During the trial prosecutor Talbir Singh said the two men were involved in the use of ‘gratuitous violence’ towards Mr Bevan and Mr Gawkiewicz on Thursday June 11 last year.
That afternoon Mr Bevan, who lived in the ‘odd block’ of three-storey flats in Skiddaw, Brownsover, was walking past the ‘even block’ when a bottle thrown from above hit him on the head.
He looked up and saw Sleem, who was at the flat of a friend on the top floor, so ran back to his flat before returning, having armed himself with a knife, with Mr Gawkiewicz.
They began shouting up at the top floor, and Sleem and Kessna, who lived in another flat in the block, came out to confront them, ‘intent on violence.’
Kessna ran towards Mr Gawkiewicz, who ran away, and he was chased into a corner of the gardens of the flats where Sleem stabbed him to the leg, completely severing the femoral artery, and Kessna also aimed blows at him.

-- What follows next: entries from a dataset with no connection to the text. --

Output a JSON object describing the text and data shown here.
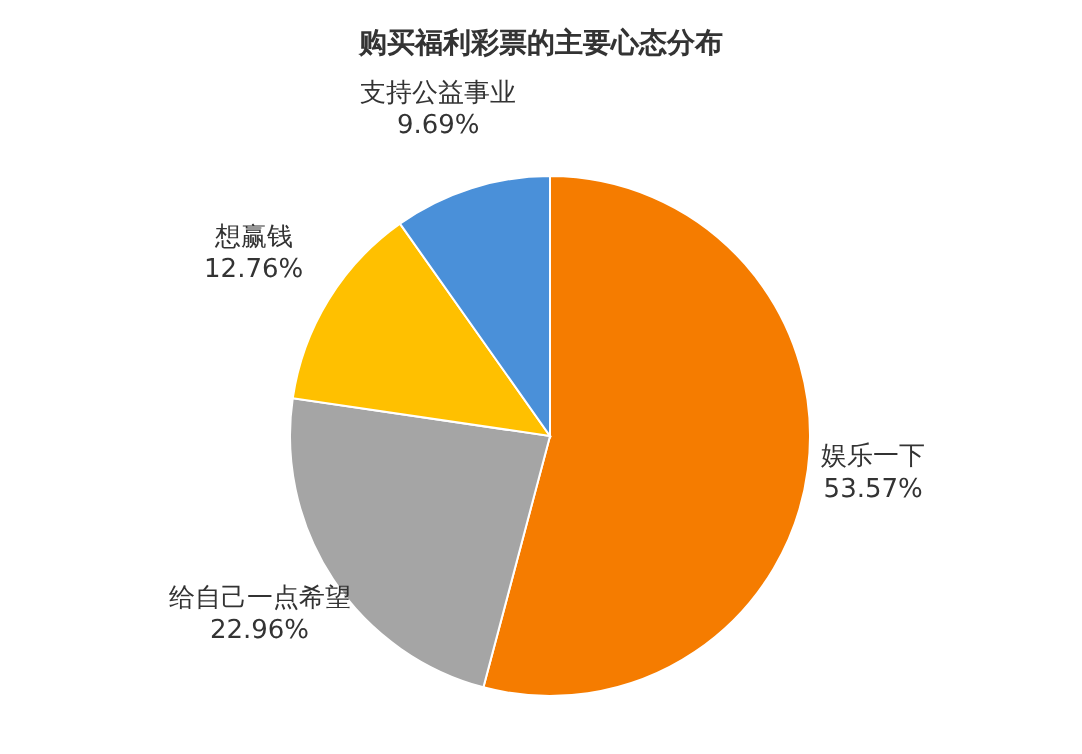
{
  "chart_data": {
    "type": "pie",
    "title": "购买福利彩票的主要心态分布",
    "categories": [
      "娱乐一下",
      "给自己一点希望",
      "想赢钱",
      "支持公益事业"
    ],
    "values": [
      53.57,
      22.96,
      12.76,
      9.69
    ],
    "value_labels": [
      "53.57%",
      "22.96%",
      "12.76%",
      "9.69%"
    ],
    "colors": [
      "#f57c00",
      "#a5a5a5",
      "#ffc000",
      "#4a90d9"
    ]
  }
}
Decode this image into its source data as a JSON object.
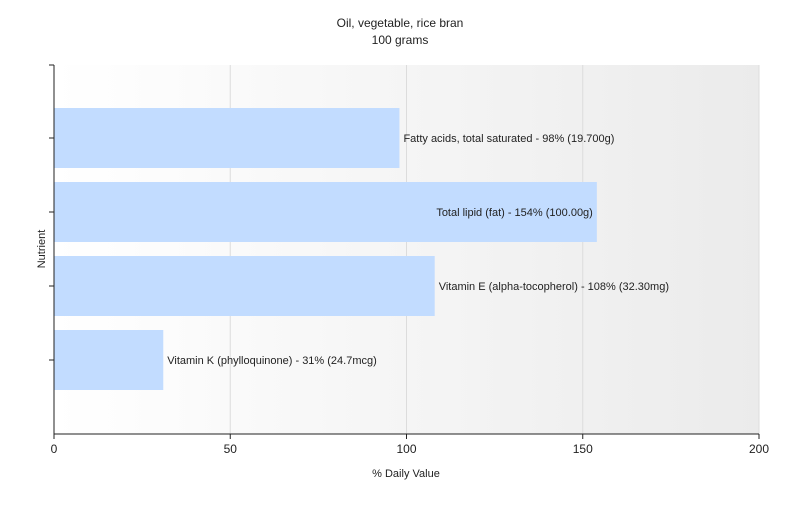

Seeing the attack, Mr Bevan ran back to his flat to tell Mr Gawkiewicz’s brother, and both of them came back out.
“Shortly after, Sleem launched an attack on Wayne Bevan. He pushes Wayne Bevan to the floor, and once on the floor he stamps on his head and stabs him to his chest.
“It penetrated the heart of Wayne Bevan, and Jovan Sleem is then seen to simply walk away,” said Mr Singh, who alleged Kessna had been there ‘ready to assist’ during the attack.
One of the police officers who attended the scene applied a tourniquet to Mr Gawkiewicz’s leg, which the surgeon who operated on him said ‘may have saved his life.’
And Mr Bevan had ‘a huge collection of blood around the heart’ from the wound to his heart, and would have died ‘within an hour or two’ according to consultant surgeon Uday Dandekar, who operated on him for two hours to save him.
Giving evidence, Sleem denied having anything to do with the stabbing of Mr Gawkiewicz.
In relation to Mr Bevan, who he said had a knife and was shouting threats at him during the initial confrontation, he told the jury he feared he was going to be stabbed.
And he claimed that when Mr Bevan came back out with Mr Gawkiewicz’s brother ‘he came at me with the knife again.’
“I think his intention basically was to kill me. He was not just calling it a day, he was coming back to have another attempt. I was frightened for my life.
“I had my knife on me. I tried to edge him away. We’re going to and fro, and he stumbled. I tried a martial arts axe kick to keep him down.
Of then stabbing Mr Bevan, he said: “My intent was to put one in his shoulder, but it’s obviously got Wayne in the chest.
“I intended to aim for his shoulder to immobilise him so he couldn’t use that arm to produce the knife,” Sleem added – but the jury rejected his account.
Kessna did not give evidence, but his barrister Graeme Simpson argued that there was no evidence he had been involved in the attack on Mr Bevan at all, and no evidence he had a knife during the confrontation with Mr Gawkiewicz.